John Logue said: "We were ready, willing and able to defend Mr Megrahi's conviction in the Appeal Court and would have done so, had that appeal continued."

Terminally ill with prostate cancer, Megrahi abandoned the second appeal, just days before his release.

The prison service's director of health, Dr Andrew Fraser, said Megrahi had around three months to live, qualifying him for compassionate release. The prison governor and parole board recommended that he should be freed.

Bob Monetti said: "There was some small satisfaction in having at least one Libyan in jail in Scotland, for life. But life turned out to be eight years."

None of the cancer specialists consulted by Dr Fraser had backed his three months prognosis. Megrahi had refused chemotherapy in Scotland but started it as soon as he got home to Libya. The controversy was reborn when American senators linked the release to BP.

US Senator Charles Schumer said: "Now we find the compassionate release was bogus - that it wasn't close to the facts that he had three months to live."

US President Barack Obama said: "I think all of us here in the United States were surprised, disappointed and angry about the release."

On the first anniversary of the release, the SNP government insisted it had followed the rules and acted on the advice of trusted officials.

First Minister Alex Salmond said: "We made a decision in good faith. People agree, disagree with the decision, but we made it in good faith. That is what's important, I think."

Megrahi always protested his innocence but went home having given up his last chance of proving it. His conviction stands. Most of the American relatives are convinced he was guilty.
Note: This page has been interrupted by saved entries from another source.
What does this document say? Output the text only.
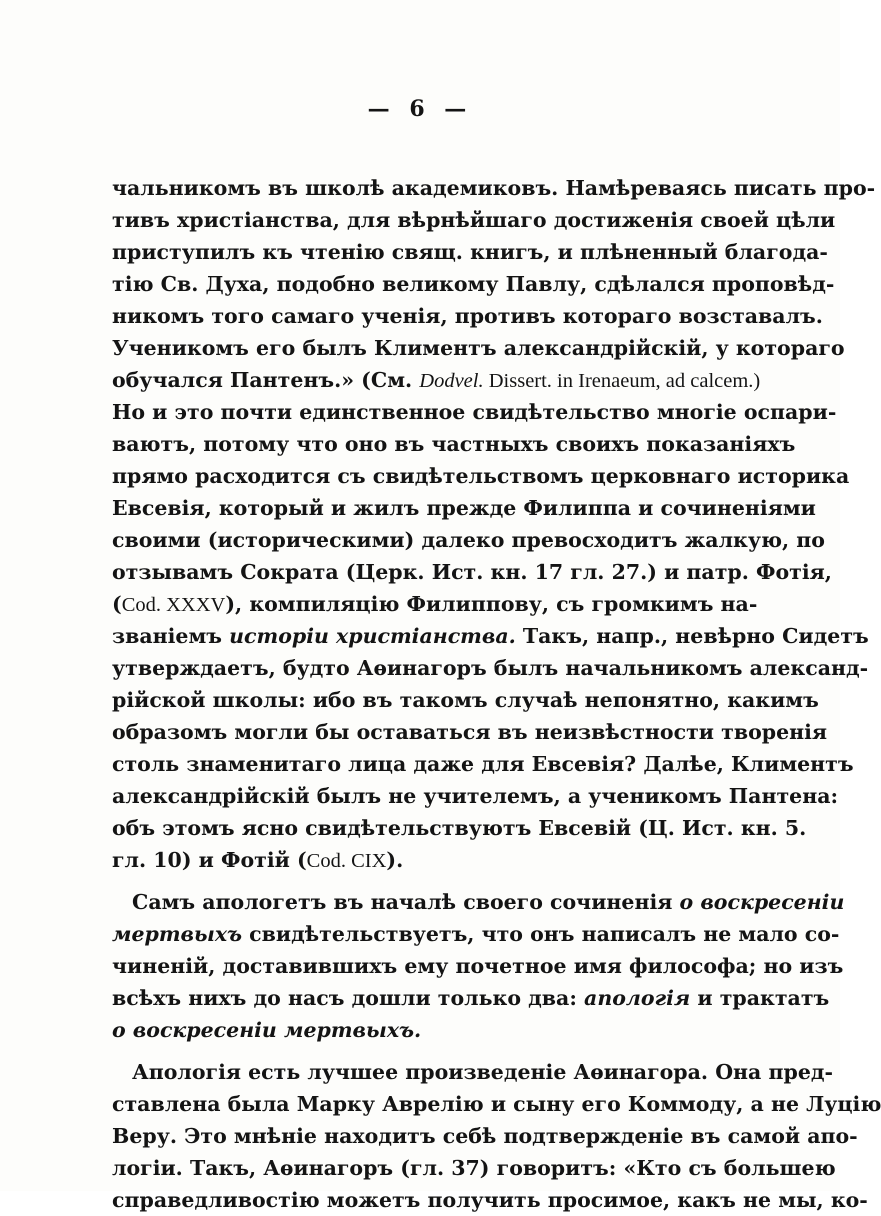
— 6 —
чальникомъ въ школѣ академиковъ. Намѣреваясь писать про-
тивъ христіанства, для вѣрнѣйшаго достиженія своей цѣли
приступилъ къ чтенію свящ. книгъ, и плѣненный благода-
тію Св. Духа, подобно великому Павлу, сдѣлался проповѣд-
никомъ того самаго ученія, противъ котораго возставалъ.
Ученикомъ его былъ Климентъ александрійскій, у котораго
обучался Пантенъ.» (См. Dodvel. Dissert. in Irenaeum, ad calcem.)
Но и это почти единственное свидѣтельство многіе оспари-
ваютъ, потому что оно въ частныхъ своихъ показаніяхъ
прямо расходится съ свидѣтельствомъ церковнаго историка
Евсевія, который и жилъ прежде Филиппа и сочиненіями
своими (историческими) далеко превосходитъ жалкую, по
отзывамъ Сократа (Церк. Ист. кн. 17 гл. 27.) и патр. Фотія,
(Cod. XXXV), компиляцію Филиппову, съ громкимъ на-
званіемъ исторіи христіанства. Такъ, напр., невѣрно Сидетъ
утверждаетъ, будто Аѳинагоръ былъ начальникомъ александ-
рійской школы: ибо въ такомъ случаѣ непонятно, какимъ
образомъ могли бы оставаться въ неизвѣстности творенія
столь знаменитаго лица даже для Евсевія? Далѣе, Климентъ
александрійскій былъ не учителемъ, а ученикомъ Пантена:
объ этомъ ясно свидѣтельствуютъ Евсевій (Ц. Ист. кн. 5.
гл. 10) и Фотій (Cod. CIX).
Самъ апологетъ въ началѣ своего сочиненія о воскресеніи
мертвыхъ свидѣтельствуетъ, что онъ написалъ не мало со-
чиненій, доставившихъ ему почетное имя философа; но изъ
всѣхъ нихъ до насъ дошли только два: апологія и трактатъ
о воскресеніи мертвыхъ.
Апологія есть лучшее произведеніе Аѳинагора. Она пред-
ставлена была Марку Аврелію и сыну его Коммоду, а не Луцію
Веру. Это мнѣніе находитъ себѣ подтвержденіе въ самой апо-
логіи. Такъ, Аѳинагоръ (гл. 37) говоритъ: «Кто съ большею
справедливостію можетъ получить просимое, какъ не мы, ко-
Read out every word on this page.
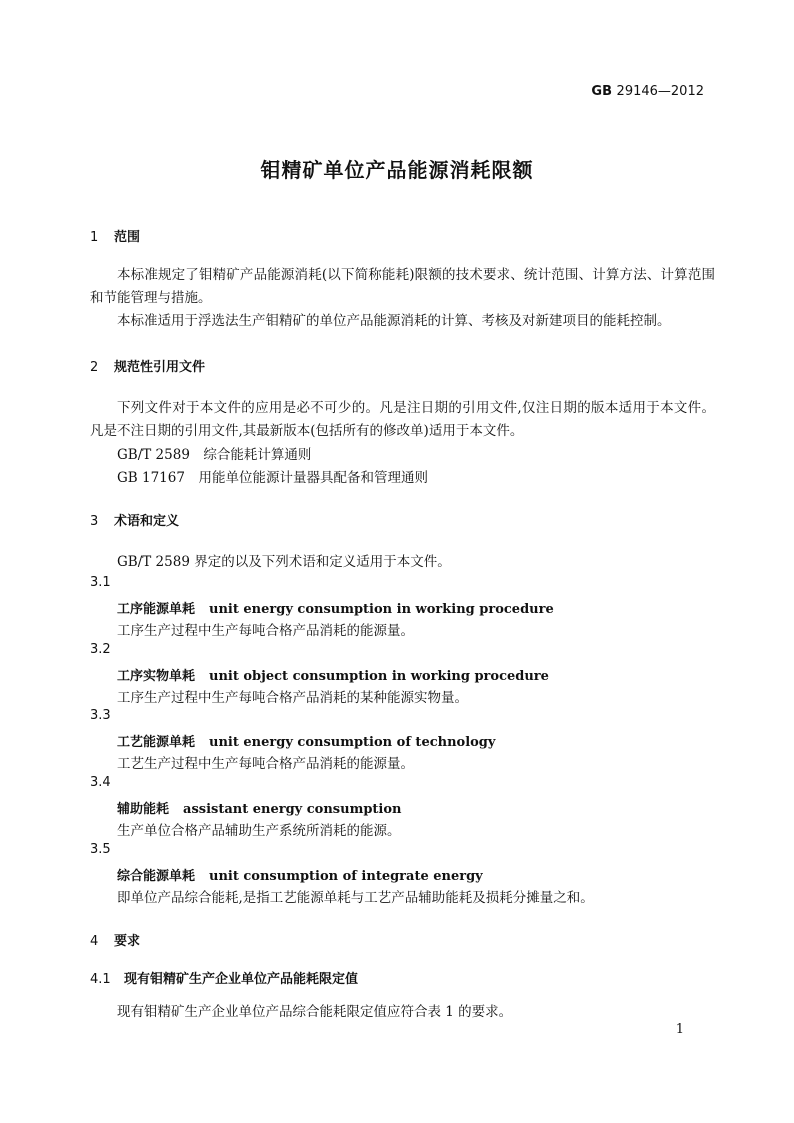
GB 29146—2012
钼精矿单位产品能源消耗限额
1 范围

本标准规定了钼精矿产品能源消耗(以下简称能耗)限额的技术要求、统计范围、计算方法、计算范围和节能管理与措施。

本标准适用于浮选法生产钼精矿的单位产品能源消耗的计算、考核及对新建项目的能耗控制。

2 规范性引用文件

下列文件对于本文件的应用是必不可少的。凡是注日期的引用文件,仅注日期的版本适用于本文件。凡是不注日期的引用文件,其最新版本(包括所有的修改单)适用于本文件。

GB/T 2589　综合能耗计算通则
GB 17167　用能单位能源计量器具配备和管理通则
3 术语和定义
GB/T 2589 界定的以及下列术语和定义适用于本文件。
3.1
工序能源单耗 unit energy consumption in working procedure
工序生产过程中生产每吨合格产品消耗的能源量。
3.2
工序实物单耗 unit object consumption in working procedure
工序生产过程中生产每吨合格产品消耗的某种能源实物量。
3.3
工艺能源单耗 unit energy consumption of technology
工艺生产过程中生产每吨合格产品消耗的能源量。
3.4
辅助能耗 assistant energy consumption
生产单位合格产品辅助生产系统所消耗的能源。
3.5
综合能源单耗 unit consumption of integrate energy
即单位产品综合能耗,是指工艺能源单耗与工艺产品辅助能耗及损耗分摊量之和。
4 要求
4.1 现有钼精矿生产企业单位产品能耗限定值
现有钼精矿生产企业单位产品综合能耗限定值应符合表 1 的要求。
1
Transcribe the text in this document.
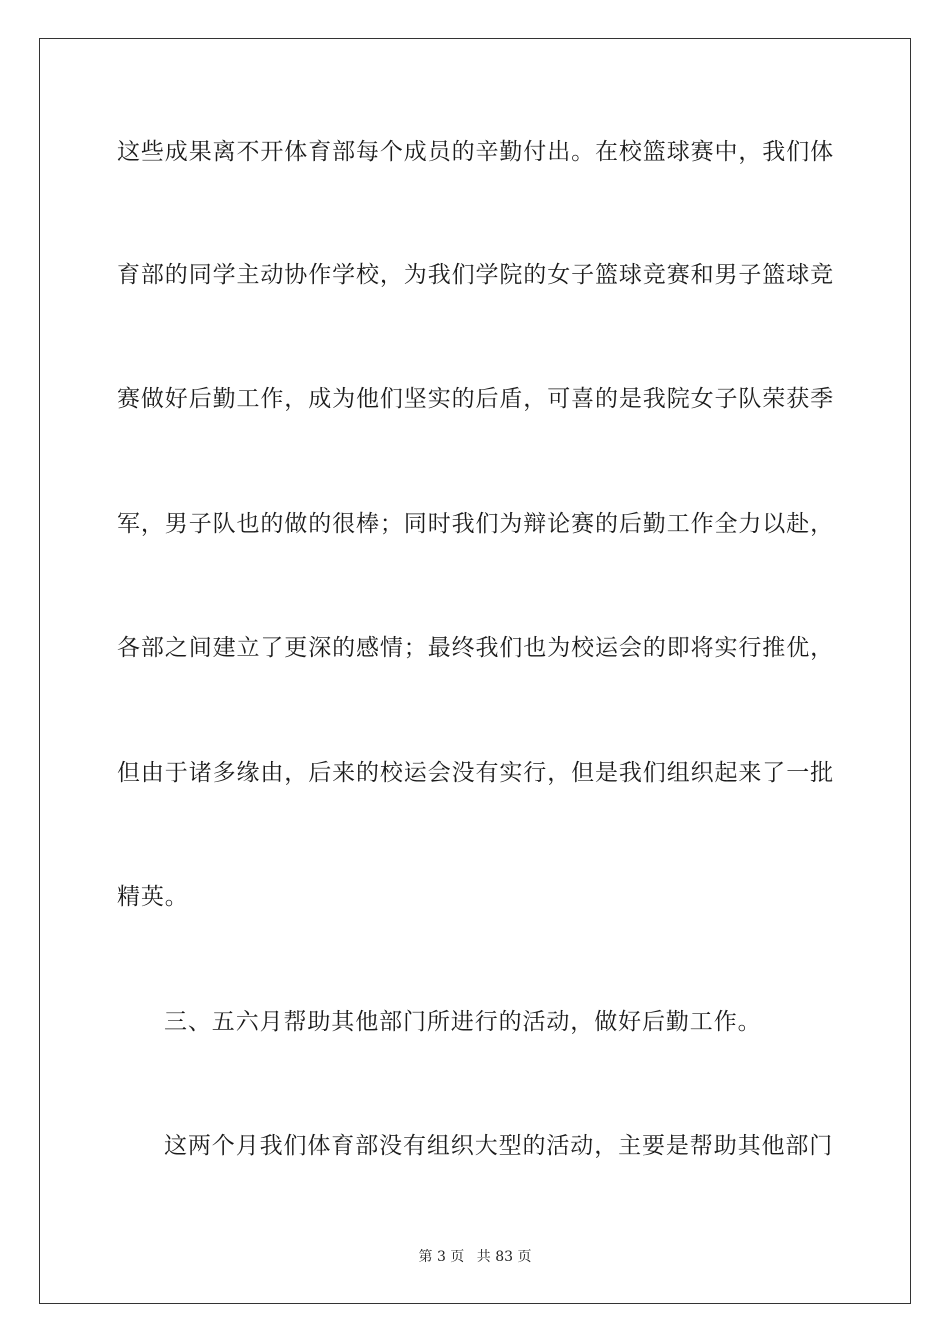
这些成果离不开体育部每个成员的辛勤付出。在校篮球赛中，我们体
育部的同学主动协作学校，为我们学院的女子篮球竞赛和男子篮球竞
赛做好后勤工作，成为他们坚实的后盾，可喜的是我院女子队荣获季
军，男子队也的做的很棒；同时我们为辩论赛的后勤工作全力以赴，
各部之间建立了更深的感情；最终我们也为校运会的即将实行推优，
但由于诸多缘由，后来的校运会没有实行，但是我们组织起来了一批
精英。
三、五六月帮助其他部门所进行的活动，做好后勤工作。
这两个月我们体育部没有组织大型的活动，主要是帮助其他部门
第 3 页 共 83 页
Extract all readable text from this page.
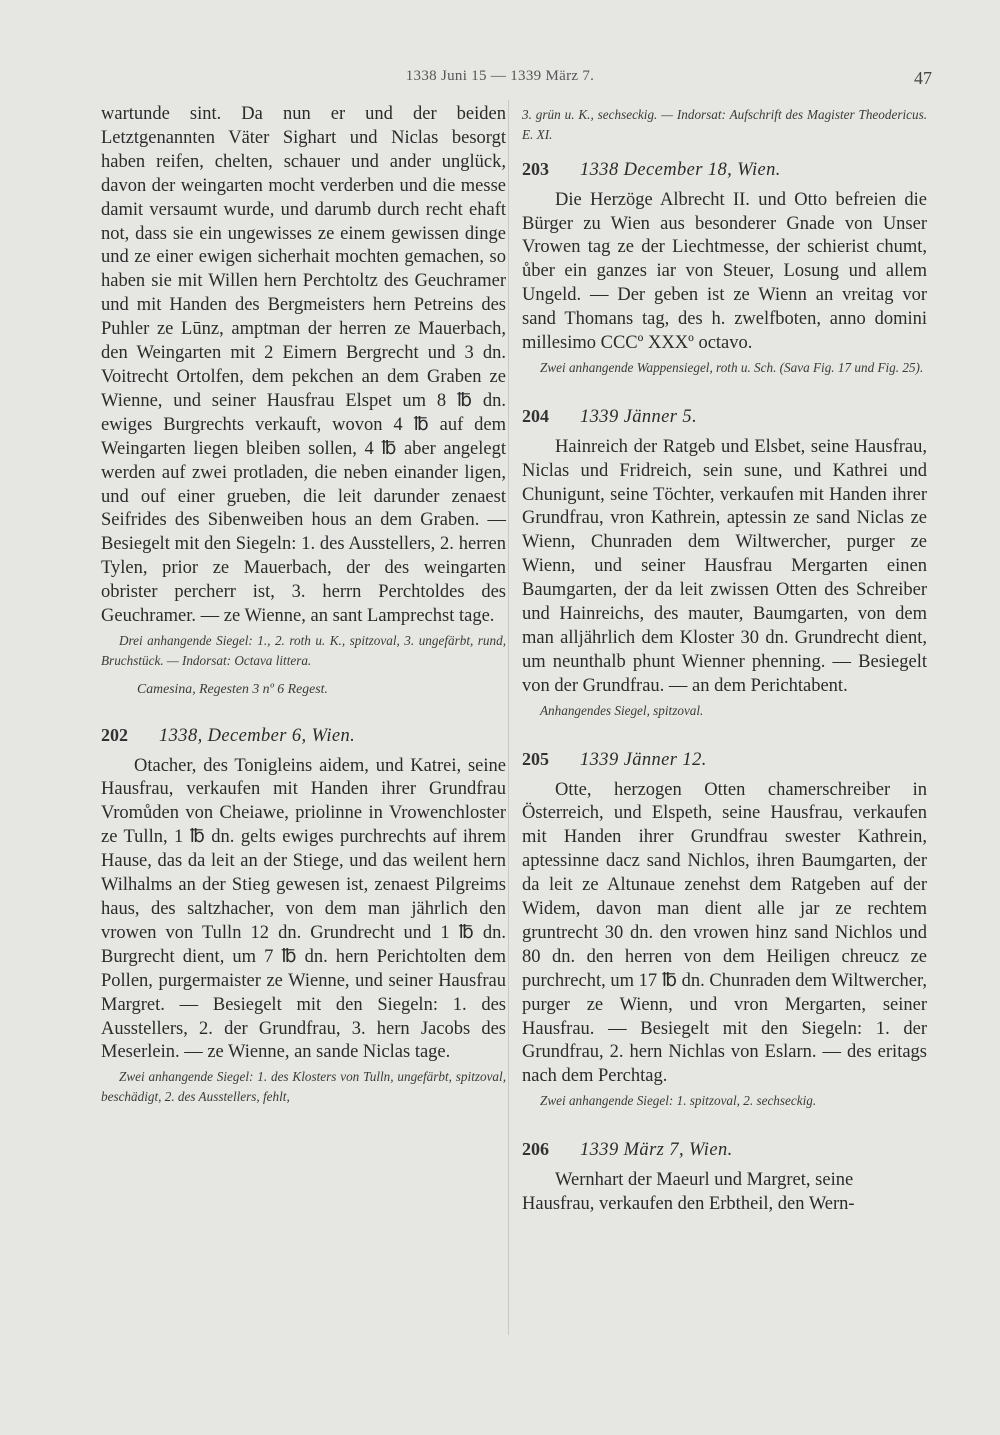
1338 Juni 15 — 1339 März 7.	47

wartunde sint. Da nun er und der beiden Letztgenannten Väter Sighart und Niclas besorgt haben reifen, chelten, schauer und ander unglück, davon der weingarten mocht verderben und die messe damit versaumt wurde, und darumb durch recht ehaft not, dass sie ein ungewisses ze einem gewissen dinge und ze einer ewigen sicherhait mochten gemachen, so haben sie mit Willen hern Perchtoltz des Geuchramer und mit Handen des Bergmeisters hern Petreins des Puhler ze Lūnz, amptman der herren ze Mauerbach, den Weingarten mit 2 Eimern Bergrecht und 3 dn. Voitrecht Ortolfen, dem pekchen an dem Graben ze Wienne, und seiner Hausfrau Elspet um 8 ℔ dn. ewiges Burgrechts verkauft, wovon 4 ℔ auf dem Weingarten liegen bleiben sollen, 4 ℔ aber angelegt werden auf zwei protladen, die neben einander ligen, und ouf einer grueben, die leit darunder zenaest Seifrides des Sibenweiben hous an dem Graben. — Besiegelt mit den Siegeln: 1. des Ausstellers, 2. herren Tylen, prior ze Mauerbach, der des weingarten obrister percherr ist, 3. herrn Perchtoldes des Geuchramer. — ze Wienne, an sant Lamprechst tage.

Drei anhangende Siegel: 1., 2. roth u. K., spitzoval, 3. ungefärbt, rund, Bruchstück. — Indorsat: Octava littera.

Camesina, Regesten 3 nº 6 Regest.

202	1338, December 6, Wien.

Otacher, des Tonigleins aidem, und Katrei, seine Hausfrau, verkaufen mit Handen ihrer Grundfrau Vromůden von Cheiawe, priolinne in Vrowenchloster ze Tulln, 1 ℔ dn. gelts ewiges purchrechts auf ihrem Hause, das da leit an der Stiege, und das weilent hern Wilhalms an der Stieg gewesen ist, zenaest Pilgreims haus, des saltzhacher, von dem man jährlich den vrowen von Tulln 12 dn. Grundrecht und 1 ℔ dn. Burgrecht dient, um 7 ℔ dn. hern Perichtolten dem Pollen, purgermaister ze Wienne, und seiner Hausfrau Margret. — Besiegelt mit den Siegeln: 1. des Ausstellers, 2. der Grundfrau, 3. hern Jacobs des Meserlein. — ze Wienne, an sande Niclas tage.

Zwei anhangende Siegel: 1. des Klosters von Tulln, ungefärbt, spitzoval, beschädigt, 2. des Ausstellers, fehlt,

3. grün u. K., sechseckig. — Indorsat: Aufschrift des Magister Theodericus. E. XI.

203	1338 December 18, Wien.

Die Herzöge Albrecht II. und Otto befreien die Bürger zu Wien aus besonderer Gnade von Unser Vrowen tag ze der Liechtmesse, der schierist chumt, ůber ein ganzes iar von Steuer, Losung und allem Ungeld. — Der geben ist ze Wienn an vreitag vor sand Thomans tag, des h. zwelfboten, anno domini millesimo CCCº XXXº octavo.

Zwei anhangende Wappensiegel, roth u. Sch. (Sava Fig. 17 und Fig. 25).

204	1339 Jänner 5.

Hainreich der Ratgeb und Elsbet, seine Hausfrau, Niclas und Fridreich, sein sune, und Kathrei und Chunigunt, seine Töchter, verkaufen mit Handen ihrer Grundfrau, vron Kathrein, aptessin ze sand Niclas ze Wienn, Chunraden dem Wiltwercher, purger ze Wienn, und seiner Hausfrau Mergarten einen Baumgarten, der da leit zwissen Otten des Schreiber und Hainreichs, des mauter, Baumgarten, von dem man alljährlich dem Kloster 30 dn. Grundrecht dient, um neunthalb phunt Wienner phenning. — Besiegelt von der Grundfrau. — an dem Perichtabent.

Anhangendes Siegel, spitzoval.

205	1339 Jänner 12.

Otte, herzogen Otten chamerschreiber in Österreich, und Elspeth, seine Hausfrau, verkaufen mit Handen ihrer Grundfrau swester Kathrein, aptessinne dacz sand Nichlos, ihren Baumgarten, der da leit ze Altunaue zenehst dem Ratgeben auf der Widem, davon man dient alle jar ze rechtem gruntrecht 30 dn. den vrowen hinz sand Nichlos und 80 dn. den herren von dem Heiligen chreucz ze purchrecht, um 17 ℔ dn. Chunraden dem Wiltwercher, purger ze Wienn, und vron Mergarten, seiner Hausfrau. — Besiegelt mit den Siegeln: 1. der Grundfrau, 2. hern Nichlas von Eslarn. — des eritags nach dem Perchtag.

Zwei anhangende Siegel: 1. spitzoval, 2. sechseckig.

206	1339 März 7, Wien.

Wernhart der Maeurl und Margret, seine Hausfrau, verkaufen den Erbtheil, den Wern-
British campaigners led by Dr Jim Swire believe he was not.

He said: "We know that five months before Lockerbie, the Iranians had an airbus, and 290 pilgrims, destroyed by the US missile cruiser, and we know they swore revenge. Five months later, Lockerbie happened."

Bob Monetti said: "What I'd like to see from anybody is that much evidence, real honest evidence, that it was somebody else."

Asking the men who brought him to justice if they have any doubts, provokes an angry response.

Retired Chief Constable George Esson said: "You're asking me was I complicit in putting an innocent man to the jail. It's a challenge to the integrity not only of me - of all the detectives, of the Crown, the fiscal service, all the witnesses, all the judicial authorities."

Retired Detective Chief Superintendent Stuart Henderson said: "I'm sick and tired of saying this - what is in it for me to try and fit somebody up to go behind bars for 40 years? You must be joking."

Former FBI Agent Richard Marquise said: "We always hoped that Mr Megrahi would be sitting in jail in Scotland, and one day would wake up and say "You know, I need to tell the rest of the story" - and it didn't happen. Now that he's died, it's never going to happen. The rest of the story is never going to come out."

For more than two decades, the Lockerbie case has been shrouded in conspiracy theories. No one can say what would have happened if Megrahi's second appeal had continued. The outcome, whatever it was, might have brought some semblance of finality to the case. His death has not.